Why is this issue important to raise? We believe that there is a risk that the NEST study question per se may lead clinicians to erroneously conclude that EEG monitoring is unhelpful in neonatal neurological management. This misleading effect may be worse in low- and middle-income countries where the current upskilling of neonatal units is calling for de novo implementation of brain monitoring routines. Notably, the authors of NEST study concluded that “EEG remains the reference standard for the detection of neonatal seizures, and essential in the validation of neonatal research.” This important statement carries the readership onto the grand challenge question of neonatal neurological care: Why monitor the neonatal brain?

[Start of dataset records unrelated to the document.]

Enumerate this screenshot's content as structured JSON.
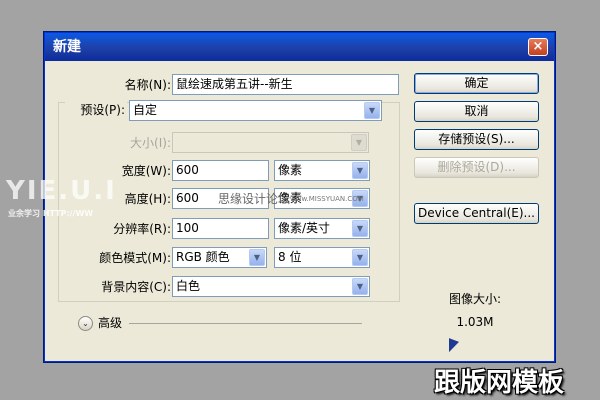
{
  "dialog": {
    "title": "新建",
    "close_glyph": "×"
  },
  "form": {
    "name_label": "名称(N):",
    "name_value": "鼠绘速成第五讲--新生",
    "preset_label": "预设(P):",
    "preset_value": "自定",
    "size_label": "大小(I):",
    "width_label": "宽度(W):",
    "width_value": "600",
    "width_unit": "像素",
    "height_label": "高度(H):",
    "height_value": "600",
    "height_unit": "像素",
    "resolution_label": "分辨率(R):",
    "resolution_value": "100",
    "resolution_unit": "像素/英寸",
    "color_mode_label": "颜色模式(M):",
    "color_mode_value": "RGB 颜色",
    "bit_depth_value": "8 位",
    "background_label": "背景内容(C):",
    "background_value": "白色",
    "advanced_label": "高级"
  },
  "buttons": {
    "ok": "确定",
    "cancel": "取消",
    "save_preset": "存储预设(S)...",
    "delete_preset": "删除预设(D)...",
    "device_central": "Device Central(E)..."
  },
  "image_size": {
    "label": "图像大小:",
    "value": "1.03M"
  },
  "watermarks": {
    "left_logo": "YIE.U.I",
    "left_sub": "业余学习 HTTP://WW",
    "center": "思缘设计论坛",
    "center_url": "www.MISSYUAN.COM",
    "bottom_right": "跟版网模板"
  },
  "colors": {
    "title_bar": "#1f3fa8",
    "dialog_bg": "#ece9d8",
    "page_bg": "#a3a3a3"
  }
}
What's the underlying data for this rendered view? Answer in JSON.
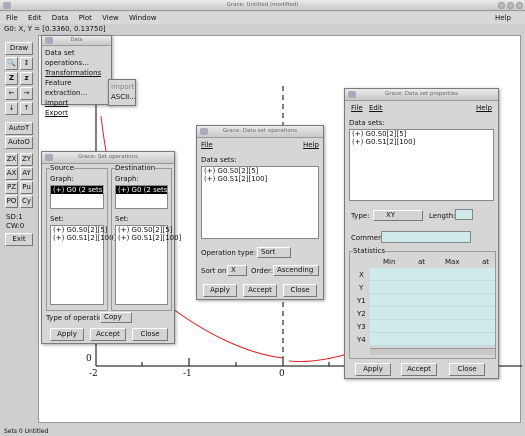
{
  "window": {
    "title": "Grace: Untitled (modified)",
    "help": "Help"
  },
  "menubar": [
    "File",
    "Edit",
    "Data",
    "Plot",
    "View",
    "Window"
  ],
  "statusbar": {
    "coords": "G0: X, Y = [0.3360, 0.13750]",
    "bottom": "Sets  0  Untitled"
  },
  "toolbar": {
    "draw": "Draw",
    "icons": [
      "zoom-icon",
      "zoom-y-icon",
      "zoom-in-icon",
      "zoom-out-icon",
      "pan-left-icon",
      "pan-right-icon",
      "pan-down-icon",
      "pan-up-icon"
    ],
    "buttons": [
      "AutoT",
      "AutoO",
      "ZX",
      "ZY",
      "AX",
      "AY",
      "PZ",
      "Pu",
      "PO",
      "Cy"
    ],
    "sd": "SD:1",
    "cw": "CW:0",
    "exit": "Exit"
  },
  "plot": {
    "xticks": [
      "-2",
      "-1",
      "0"
    ],
    "ytick": "0",
    "curve_color": "#e02020"
  },
  "data_menu": {
    "title": "Data",
    "items": [
      "Data set operations...",
      "Transformations",
      "Feature extraction...",
      "Import",
      "Export"
    ],
    "submenu": [
      "Import",
      "ASCII..."
    ]
  },
  "setops": {
    "title": "Grace: Set operations",
    "source": "Source",
    "destination": "Destination",
    "graph": "Graph:",
    "graph_item_src": "(+) G0 (2 sets)",
    "graph_item_dst": "(+) G0 (2 sets)",
    "set": "Set:",
    "sets": [
      "(+) G0.S0[2][5]",
      "(+) G0.S1[2][100]"
    ],
    "type_label": "Type of operation:",
    "type_value": "Copy",
    "apply": "Apply",
    "accept": "Accept",
    "close": "Close"
  },
  "dsops": {
    "title": "Grace: Data set operations",
    "file": "File",
    "help": "Help",
    "datasets": "Data sets:",
    "sets": [
      "(+) G0.S0[2][5]",
      "(+) G0.S1[2][100]"
    ],
    "optype_label": "Operation type:",
    "optype_value": "Sort",
    "sorton_label": "Sort on:",
    "sorton_value": "X",
    "order_label": "Order:",
    "order_value": "Ascending",
    "apply": "Apply",
    "accept": "Accept",
    "close": "Close"
  },
  "dsprops": {
    "title": "Grace: Data set properties",
    "file": "File",
    "edit": "Edit",
    "help": "Help",
    "datasets": "Data sets:",
    "sets": [
      "(+) G0.S0[2][5]",
      "(+) G0.S1[2][100]"
    ],
    "type_label": "Type:",
    "type_value": "XY",
    "length_label": "Length:",
    "comment_label": "Comment:",
    "stats_title": "Statistics",
    "cols": [
      "Min",
      "at",
      "Max",
      "at"
    ],
    "rows": [
      "X",
      "Y",
      "Y1",
      "Y2",
      "Y3",
      "Y4"
    ],
    "apply": "Apply",
    "accept": "Accept",
    "close": "Close"
  }
}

Routine clinical practice has shown that EEG monitoring of neonates supports and guides individualized patient care by providing a functional measure of brain recovery after injury, reliable detection of seizures, and surveillance of sleep-wake cycling, as well as many other context-relevant observations9,10,11. In addition, several novel aEEG and EEG biomarkers are being developed that hold promise for making EEG a proximal outcome measure for individualized patient care, benchmarking clinical trials, as well as predicting later neurodevelopmental compromise. These benefits are irrefutable and widely acknowledged, and conceivably, trying to measure their links to neurodevelopmental outcomes without considering the possible intermediary or causal mechanisms is unproductive. Indeed, there is a widely shared bedside experience in neonatal intensive care units that trusts in a well-known mechanism, the latent Hawthorne effect11,12: mere attention to the newborn brain leads to improved newborn care.